Ильясов пошевелил усами, сделал несколько шажочков, опустил краешек брюшка к белому кафелю и оставил на нем точку. А потом он вспомнил сражение с черными воронами, смерть своих детей, – и закружился вокруг собственной оси, перебирая множеством конечностей. Так горюют тараканы…
Айза, – шептал татарин нутром насекомого.
Ему вдруг подумалось: а есть ли у тараканов сердце? Он прислушался, пытаясь уловить частые удары. И хо-тя слушал очень внимательно, биения главного органа так и не различил, а потому заключил, что главная человеческая часть в таракане отсутствует. И кстати припомнил, что в бытность человеком, давя каблуком кишащих на кухне тварей, обнаруживал лишь белесые пятна.
Значит, во мне нет сердца и крови, – заключил Ильясов. – Наверное, во мне отсутствуют также и нервы?.. Нет, неправда, ведь при воспоминании об Айзе и заклеванных насмерть детишках во мне все дрогнуло. Может быть, это душа?.. Значит, у всех есть душа, и у насекомых тоже?..
Татарин услышал шорох. Он прислушался, а затем пригляделся. Из-под ванны выползали маленькие тараканы, медленно, осторожно проверяя безопасность своими тонкими усиками, похожими на человеческие ресницы.
Тут Ильясов понял, что он гораздо крупнее своих сородичей, да и цветом черен, тогда как прибывшие – рыжие.
Его обползали стороной, стараясь не задеть случаем.

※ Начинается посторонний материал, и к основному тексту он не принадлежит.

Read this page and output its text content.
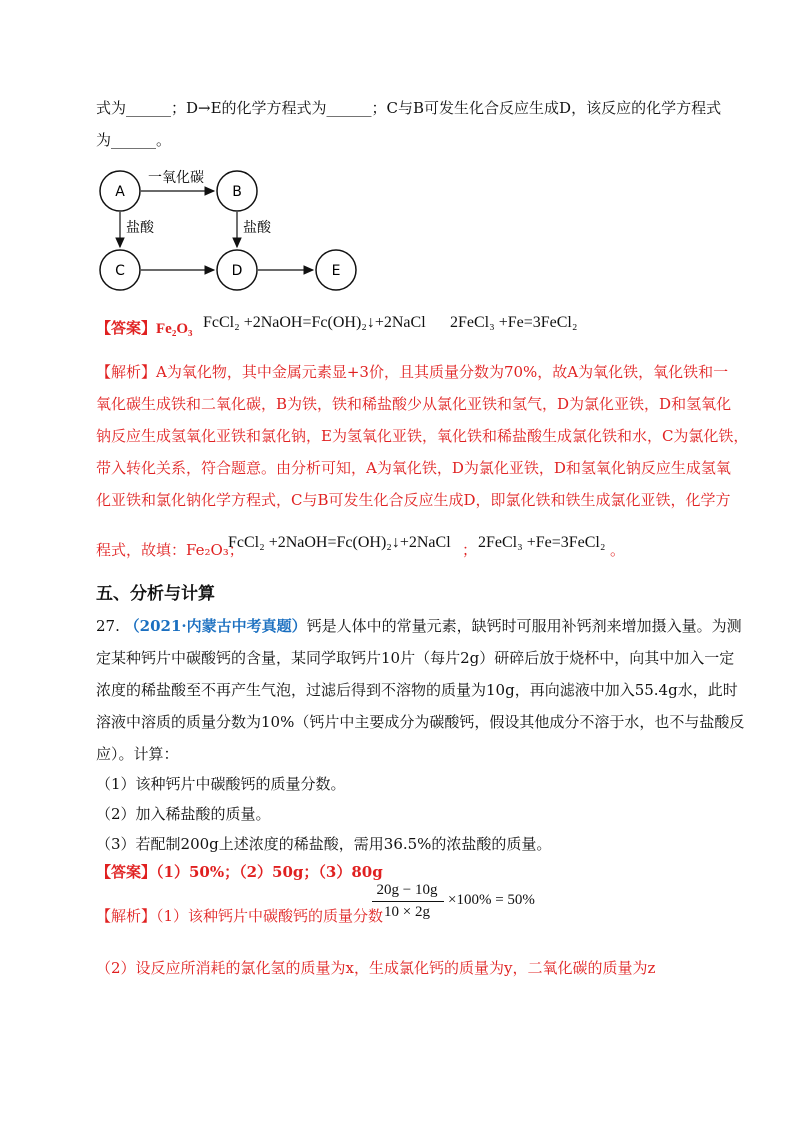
式为______；D→E的化学方程式为______；C与B可发生化合反应生成D，该反应的化学方程式
为______。
A	B
C	D	E
一氧化碳
盐酸	盐酸
【答案】Fe₂O₃ FcCl₂ +2NaOH=Fc(OH)₂↓+2NaCl 2FeCl₃ +Fe=3FeCl₂
【解析】A为氧化物，其中金属元素显+3价，且其质量分数为70%，故A为氧化铁，氧化铁和一
氧化碳生成铁和二氧化碳，B为铁，铁和稀盐酸少从氯化亚铁和氢气，D为氯化亚铁，D和氢氧化
钠反应生成氢氧化亚铁和氯化钠，E为氢氧化亚铁，氧化铁和稀盐酸生成氯化铁和水，C为氯化铁，
带入转化关系，符合题意。由分析可知，A为氧化铁，D为氯化亚铁，D和氢氧化钠反应生成氢氧
化亚铁和氯化钠化学方程式，C与B可发生化合反应生成D，即氯化铁和铁生成氯化亚铁，化学方
程式，故填：Fe₂O₃；
FcCl₂ +2NaOH=Fc(OH)₂↓+2NaCl ； 2FeCl₃ +Fe=3FeCl₂ 。
五、分析与计算
27. （2021·内蒙古中考真题）钙是人体中的常量元素，缺钙时可服用补钙剂来增加摄入量。为测
定某种钙片中碳酸钙的含量，某同学取钙片10片（每片2g）研碎后放于烧杯中，向其中加入一定
浓度的稀盐酸至不再产生气泡，过滤后得到不溶物的质量为10g，再向滤液中加入55.4g水，此时
溶液中溶质的质量分数为10%（钙片中主要成分为碳酸钙，假设其他成分不溶于水，也不与盐酸反
应）。计算：
（1）该种钙片中碳酸钙的质量分数。
（2）加入稀盐酸的质量。
（3）若配制200g上述浓度的稀盐酸，需用36.5%的浓盐酸的质量。
【答案】（1）50%；（2）50g；（3）80g
【解析】（1）该种钙片中碳酸钙的质量分数
20g − 10g
10 × 2g
×100% = 50%
（2）设反应所消耗的氯化氢的质量为x，生成氯化钙的质量为y，二氧化碳的质量为z
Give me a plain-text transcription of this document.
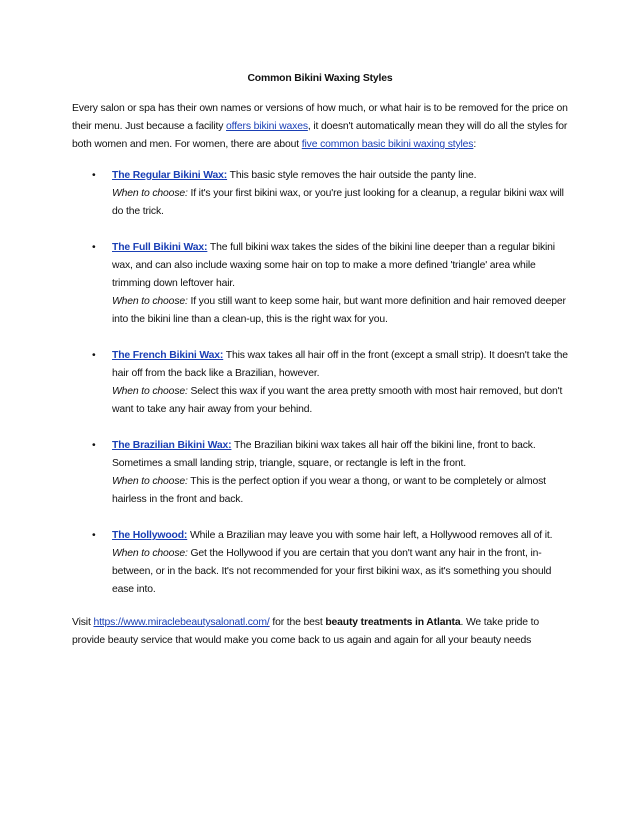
Common Bikini Waxing Styles

Every salon or spa has their own names or versions of how much, or what hair is to be removed for the price on their menu. Just because a facility offers bikini waxes, it doesn't automatically mean they will do all the styles for both women and men. For women, there are about five common basic bikini waxing styles:

• The Regular Bikini Wax: This basic style removes the hair outside the panty line.
When to choose: If it's your first bikini wax, or you're just looking for a cleanup, a regular bikini wax will do the trick.
• The Full Bikini Wax: The full bikini wax takes the sides of the bikini line deeper than a regular bikini wax, and can also include waxing some hair on top to make a more defined 'triangle' area while trimming down leftover hair.
When to choose: If you still want to keep some hair, but want more definition and hair removed deeper into the bikini line than a clean-up, this is the right wax for you.
• The French Bikini Wax: This wax takes all hair off in the front (except a small strip). It doesn't take the hair off from the back like a Brazilian, however.
When to choose: Select this wax if you want the area pretty smooth with most hair removed, but don't want to take any hair away from your behind.
• The Brazilian Bikini Wax: The Brazilian bikini wax takes all hair off the bikini line, front to back. Sometimes a small landing strip, triangle, square, or rectangle is left in the front.
When to choose: This is the perfect option if you wear a thong, or want to be completely or almost hairless in the front and back.
• The Hollywood: While a Brazilian may leave you with some hair left, a Hollywood removes all of it.
When to choose: Get the Hollywood if you are certain that you don't want any hair in the front, in-between, or in the back. It's not recommended for your first bikini wax, as it's something you should ease into.

Visit https://www.miraclebeautysalonatl.com/ for the best beauty treatments in Atlanta. We take pride to provide beauty service that would make you come back to us again and again for all your beauty needs
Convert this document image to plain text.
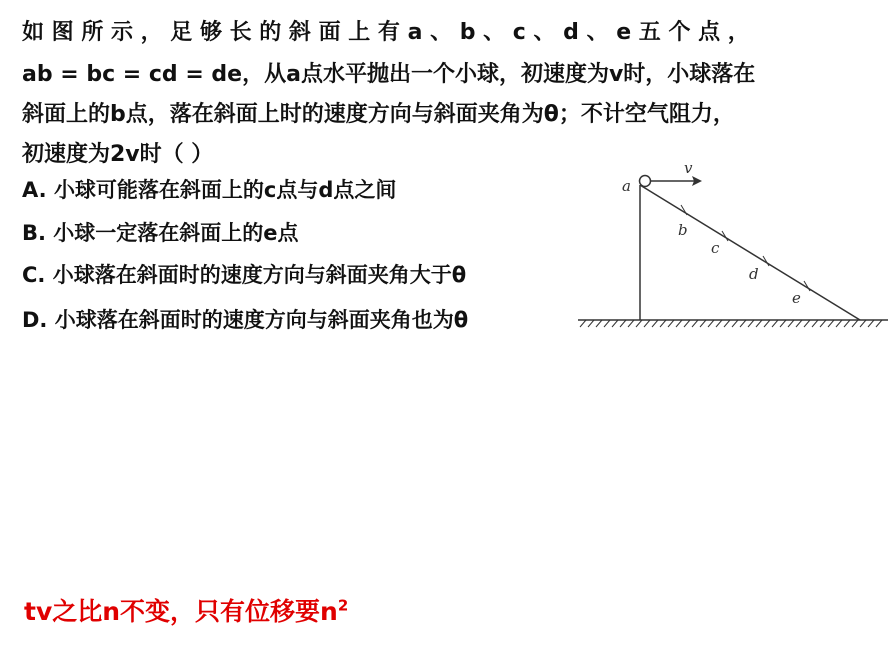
如 图 所 示 ， 足 够 长 的 斜 面 上 有 a 、 b 、 c 、 d 、 e 五 个 点 ，
ab = bc = cd = de，从a点水平抛出一个小球，初速度为v时，小球落在
斜面上的b点，落在斜面上时的速度方向与斜面夹角为θ；不计空气阻力，
初速度为2v时（ ）
A. 小球可能落在斜面上的c点与d点之间
B. 小球一定落在斜面上的e点
C. 小球落在斜面时的速度方向与斜面夹角大于θ
D. 小球落在斜面时的速度方向与斜面夹角也为θ
v
a
b
c
d
e
tv之比n不变，只有位移要$n^2$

В этом чувствовалось уважение и одновременно страх перед такой тараканьей громадиной, какой он оказался волею судеб.
Неожиданно в дверь зазвонили, и голос Митрохина настороженно заговорил с лестничной клетки:
– Открой, Ильясов! Я знаю, что ты там!
А потом дверь открылась, и сосед вошел в квартиру, продолжая говорить, что ему доподлинно известно – Ильясов сейчас находится дома, и что он зря прячется, так как зла ему никто не хочет.
Елизавета проследила! – догадался татарин и вылез на полкорпуса из-под ванны.
В этот самый момент Митрохин изволил полюбопытствовать в совмещенном санузле, увидел его, Ильясова, в тараканьем образе и вероломно напал, стараясь раздавить ботинком.
В организме Ильи дрогнуло, всем множеством своих ножек он отпрыгнул под чугунную тьму, чем разозлил соседа ужасно. Зато погибли несколько рыжих, треснувших под каблуком…
Затем сосед ушел. Татарин вновь выполз из-под своего убежища и пополз в комнату, где забрался на трюмо с зеркалом и рассмотрел свою внешность.
Его все устроило, особенно золотой зуб, торчащий между усов…
А еще потом он приполз в кухню, где долго поедал хлебные крошки, вспоминая себя голубем.
– Курлы-курлы!.. – попытался он жалобно, но ничего не получилось, даже шипения.
Татарин опять ощутил прилив душевной боли и уполз под ванну, где проспал несколько без сновидений, а когда пришло бодрствование, заметил, что рыжие собратья уходят под чугун в большем количестве, нежели из-под него.